« PRÉVENTION SOCIALE », L’EDITORIAL DE PAULE MASSON DANS L’HUMANITE DE DEMAIN MERCREDI 9 JANVIER
Depuis lundi soir, les arrestations préventives, c’est-à-dire autorisées
pour un délit qui n’est pas commis, ont pris le chemin d’une possible
inscription dans la loi. Après la répression musclée des manifestations, la
« sévérité exemplaire » des sanctions, les 5 600 personnes placées en garde à
vue, l’humiliation des lycéens genoux à terre mains sur la tête, les tirs
répétés de Flash-Ball et de grenades, voici venu le bâillon pour les profs et
le fichier des interdits de manifester. Ce gouvernement glisse à bas bruit vers
le fracas des régimes répressifs et autoritaires. Plus il joue le
pourrissement, plus il attise les frustrations.

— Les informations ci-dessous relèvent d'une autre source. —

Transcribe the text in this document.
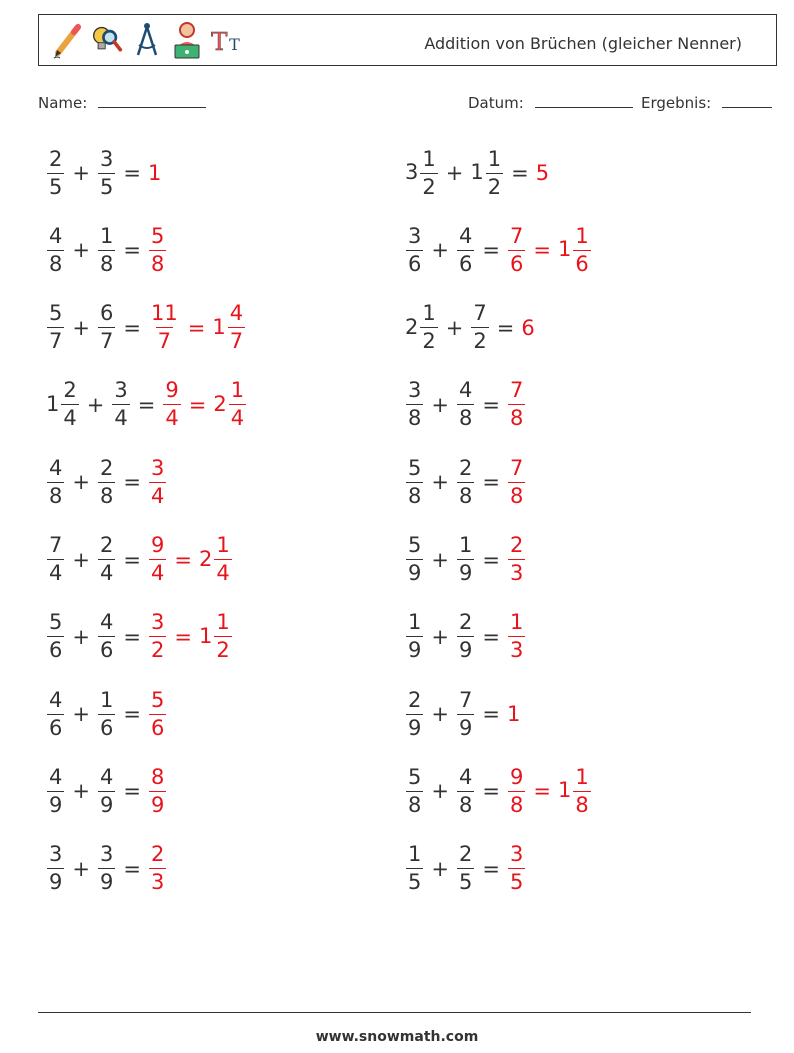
T T	Addition von Brüchen (gleicher Nenner)
Name:	Datum:	Ergebnis:
$\frac{2}{5} + \frac{3}{5} = 1$	$3 \frac{1}{2} + 1 \frac{1}{2} = 5$
$\frac{4}{8} + \frac{1}{8} = \frac{5}{8}$	$\frac{3}{6} + \frac{4}{6} = \frac{7}{6} = 1 \frac{1}{6}$
$\frac{5}{7} + \frac{6}{7} = \frac{11}{7} = 1 \frac{4}{7}$	$2 \frac{1}{2} + \frac{7}{2} = 6$
$1 \frac{2}{4} + \frac{3}{4} = \frac{9}{4} = 2 \frac{1}{4}$	$\frac{3}{8} + \frac{4}{8} = \frac{7}{8}$
$\frac{4}{8} + \frac{2}{8} = \frac{3}{4}$	$\frac{5}{8} + \frac{2}{8} = \frac{7}{8}$
$\frac{7}{4} + \frac{2}{4} = \frac{9}{4} = 2 \frac{1}{4}$	$\frac{5}{9} + \frac{1}{9} = \frac{2}{3}$
$\frac{5}{6} + \frac{4}{6} = \frac{3}{2} = 1 \frac{1}{2}$	$\frac{1}{9} + \frac{2}{9} = \frac{1}{3}$
$\frac{4}{6} + \frac{1}{6} = \frac{5}{6}$	$\frac{2}{9} + \frac{7}{9} = 1$
$\frac{4}{9} + \frac{4}{9} = \frac{8}{9}$	$\frac{5}{8} + \frac{4}{8} = \frac{9}{8} = 1 \frac{1}{8}$
$\frac{3}{9} + \frac{3}{9} = \frac{2}{3}$	$\frac{1}{5} + \frac{2}{5} = \frac{3}{5}$
www.snowmath.com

À l’heure où des dizaines de milliers de citoyens hurlent leur colère
contre la mal-vie, l’insécurité sociale et la confiscation de la démocratie, la
réponse sécuritaire ne fait que nourrir la détestation d’un pouvoir sourd aux
revendications. Et provoquer la violence. Personne ne peut s’en réjouir. Mais
cette révolte populaire porte une exigence de changements qui va bien au-delà
de 10 milliards de miettes sociales payées par nos impôts et d’un « grand débat »
déjà rapetissé par l’affirmation qu’il n’y aura pas de changement de cap
politique.
Les maires des petites communes qui ont ouvert dans leur mairie des cahiers
de doléances résument ainsi ce qui en ressort : « La préoccupation, c’est
pouvoir d’achat, pouvoir d’achat, pouvoir d’achat. » La meilleure prévention
contre la violence est une réponse politique à la hauteur, qui s’attaque à la
répartition des richesses, rétablit l’ISF, finance les services publics,
augmente le Smic et rend du pouvoir au peuple. Après huit actes de gilets
jaunes, ces revendications non formulées au départ sont devenues un minimum. Le
mouvement ne s’est pas éteint avec la trêve des confiseurs. Il connaît même un
regain de mobilisation et garde le soutien de la population. La fronde dure.
Depuis leur cabane fichée sur un rond-point, les gilets jaunes de Commercy en
appellent à une assemblée des assemblées. « Serions-nous au début d’un tsunami
historique ? » questionne le sociologue Edgar Morin.